A couple months ago, I
wrote about a customer who was experiencing High CPU Waits presumably from
Oracle Application Express. Well, earlier this week I was at another customer site with exactly the same problem.
This was a case of "the business users" using Oracle Application Express to build an application. The application was built in short order and well received by the end users. The application became popular, they expanded the application and grew the user base, and after moving it to a different and faster environment, they hit a wall. The DBA's performed some analysis on the application, and based upon the
Active Session History reports, they concluded that the statements using the most CPU were all from Application Express and of the form:
declare
rc__ number;
simple_list__ owa_util.vc_arr;
complex_list__ owa_util.vc_arr;
begin
owa.init_cgi_env(:n__, :nm__, :v__);
htp.HTBUF_LEN := 63;
null; null;
simple_list__(1) := 'sys.%';
simple_list__(2) := 'dbms\_%';
simple_list__(3) := 'utl\_%';
simple_list__(4) := 'owa\_%';
simple_list__(5) := 'owa.%';
simple_list__(6) := 'htp.%';
simple_list__(7) := 'htf.%';
simple_list__(8) := 'wpg_docload.%';
simple_list__(9) := 'ctxsys.%';
simple_list__(10) := 'mdsys.%';
if ((owa_match.match_pattern(p_string => 'f' /* */, p_simple_pattern => simple_list__ , p_complex_pattern => complex_list__ , p_use_special_chars => false))) then
rc__ := 2;
else
null; null; f(p=>:p);
if (wpg_docload.is_file_download) then
rc__ := 1;
wpg_docload.get_download_file(:doc_info);
null; null; null;
commit;
else
rc__ := 0; null; null; null; commit;
owa.get_page(:data__, :ndata__);
end if;
end if;
:rc__ := rc__;
end;
The problem was, as I tried to explain to the DBA's, this PL/SQL block merely reflected the execution of a page view in Application Express. The ASH report will aggregate the "top" sections by top-level call, but the problem really lies
within these calls, with what the application developers coded in their application. For all practical purposes, the overhead of the APEX engine is fixed, and anything else beyond that is what is coded inside of the application by the application developer. The DBA's asked a very reasonable question, namely "what do we do next?"
We started the process by analyzing the activity log of Oracle Application Express for the particular time window, to identify what was consuming the vast majority of time. And we were able to produce a nice listing of applications and pages, sorted by average execution time (really no differently than what I
posted earlier). But once we did this, the DBA's wanted to be able to drill down into what was executing on those pages so they could analyze it and tune it. Given that the vast majority of this customer's primary application used SQL Reports and Interactive Reports, we joined the activity log with the APEX view which contained the SQL statements for the reporting regions on those pages (APEX_APPLICATION_PAGE_REGIONS).

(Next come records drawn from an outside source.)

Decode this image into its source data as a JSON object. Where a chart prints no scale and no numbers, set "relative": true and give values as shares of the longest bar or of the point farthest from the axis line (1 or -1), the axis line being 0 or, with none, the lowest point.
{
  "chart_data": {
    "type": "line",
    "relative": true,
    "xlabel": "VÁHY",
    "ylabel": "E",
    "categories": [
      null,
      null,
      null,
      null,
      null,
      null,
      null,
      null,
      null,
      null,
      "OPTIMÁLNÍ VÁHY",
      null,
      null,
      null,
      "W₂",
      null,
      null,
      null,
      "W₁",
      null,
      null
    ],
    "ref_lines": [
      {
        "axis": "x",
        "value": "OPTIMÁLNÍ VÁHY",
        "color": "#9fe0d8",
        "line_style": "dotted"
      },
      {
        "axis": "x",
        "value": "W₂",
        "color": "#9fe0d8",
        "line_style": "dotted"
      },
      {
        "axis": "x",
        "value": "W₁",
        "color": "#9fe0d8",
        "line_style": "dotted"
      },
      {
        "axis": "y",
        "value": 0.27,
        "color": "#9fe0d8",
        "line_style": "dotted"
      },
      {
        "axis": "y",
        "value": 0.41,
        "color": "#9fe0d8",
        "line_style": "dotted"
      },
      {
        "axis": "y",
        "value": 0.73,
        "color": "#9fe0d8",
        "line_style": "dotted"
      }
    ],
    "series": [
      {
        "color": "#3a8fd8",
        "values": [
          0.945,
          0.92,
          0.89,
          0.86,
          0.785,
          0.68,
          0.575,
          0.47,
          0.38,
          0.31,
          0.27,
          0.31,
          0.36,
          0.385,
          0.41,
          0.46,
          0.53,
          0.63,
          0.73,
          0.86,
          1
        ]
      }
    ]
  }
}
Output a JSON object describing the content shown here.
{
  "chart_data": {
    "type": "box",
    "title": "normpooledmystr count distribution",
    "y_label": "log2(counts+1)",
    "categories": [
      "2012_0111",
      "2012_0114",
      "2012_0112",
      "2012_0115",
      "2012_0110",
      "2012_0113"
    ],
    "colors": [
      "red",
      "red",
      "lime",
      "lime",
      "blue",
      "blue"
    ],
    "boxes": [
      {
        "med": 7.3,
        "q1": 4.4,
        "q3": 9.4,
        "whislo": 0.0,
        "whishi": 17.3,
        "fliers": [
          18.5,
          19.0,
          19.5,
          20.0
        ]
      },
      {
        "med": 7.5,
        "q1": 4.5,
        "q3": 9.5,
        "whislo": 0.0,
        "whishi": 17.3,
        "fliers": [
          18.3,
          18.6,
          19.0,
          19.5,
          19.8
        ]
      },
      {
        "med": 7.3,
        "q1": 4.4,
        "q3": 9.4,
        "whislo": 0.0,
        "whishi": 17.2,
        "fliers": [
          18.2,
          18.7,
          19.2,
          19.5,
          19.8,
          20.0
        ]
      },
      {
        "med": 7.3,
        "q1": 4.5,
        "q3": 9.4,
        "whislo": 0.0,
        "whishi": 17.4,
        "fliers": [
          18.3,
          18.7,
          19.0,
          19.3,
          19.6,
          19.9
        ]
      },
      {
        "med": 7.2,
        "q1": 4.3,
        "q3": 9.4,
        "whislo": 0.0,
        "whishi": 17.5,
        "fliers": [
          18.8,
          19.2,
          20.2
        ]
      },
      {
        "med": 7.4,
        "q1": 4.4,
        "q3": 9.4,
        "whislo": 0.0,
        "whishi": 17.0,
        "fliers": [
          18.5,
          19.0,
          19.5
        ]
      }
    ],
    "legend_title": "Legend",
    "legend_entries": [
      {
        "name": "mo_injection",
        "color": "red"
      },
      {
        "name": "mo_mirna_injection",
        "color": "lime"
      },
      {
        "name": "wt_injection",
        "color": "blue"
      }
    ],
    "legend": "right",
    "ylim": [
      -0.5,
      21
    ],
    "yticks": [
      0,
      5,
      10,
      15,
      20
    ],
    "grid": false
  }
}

We ended up with the following query:
select sum(elapsed_time), count(*),
to_char(avg(elapsed_time),'9999.99') avg_elap,
a.application_id||':'||a.page_id app_and_page,
dbms_lob.substr(b.region_source,2000,1)
from apex_workspace_activity_log a
join apex_application_page_regions b
on a.application_id = b.application_id and a.page_id = b.page_id
where a.view_date between to_date('201112142100','RRRRMMDDHH24MI')
and to_date('201112142105','RRRRMMDDHH24MI')
and a.page_id is not null
and b.source_type like '%Report%'
group by a.application_id||':'||a.page_id, dbms_lob.substr(b.region_source,2000,1)
having count(*) > 10
order by 3 desc
This query can also be issued directly from SQL*Plus by the DBA's. If they connect as SYS or as a user who has been granted the database role APEX_ADMINISTRATOR_ROLE, in Application Express 4.1, they will be able to query across all workspaces and APEX applications on the instance.
Understand that there are many places in an application which could be causing performance issues. There could be slow queries in an authorization scheme that is used in multiple places on a page. There could be processes or validations or elements on page 0 or a slow page sentry or a host of other things that could be causing degraded performance and which would become apparent when debugging a page. But to identify the report queries on pages and associate those with the activity log and slowest performing pages, the above query is a great place to start.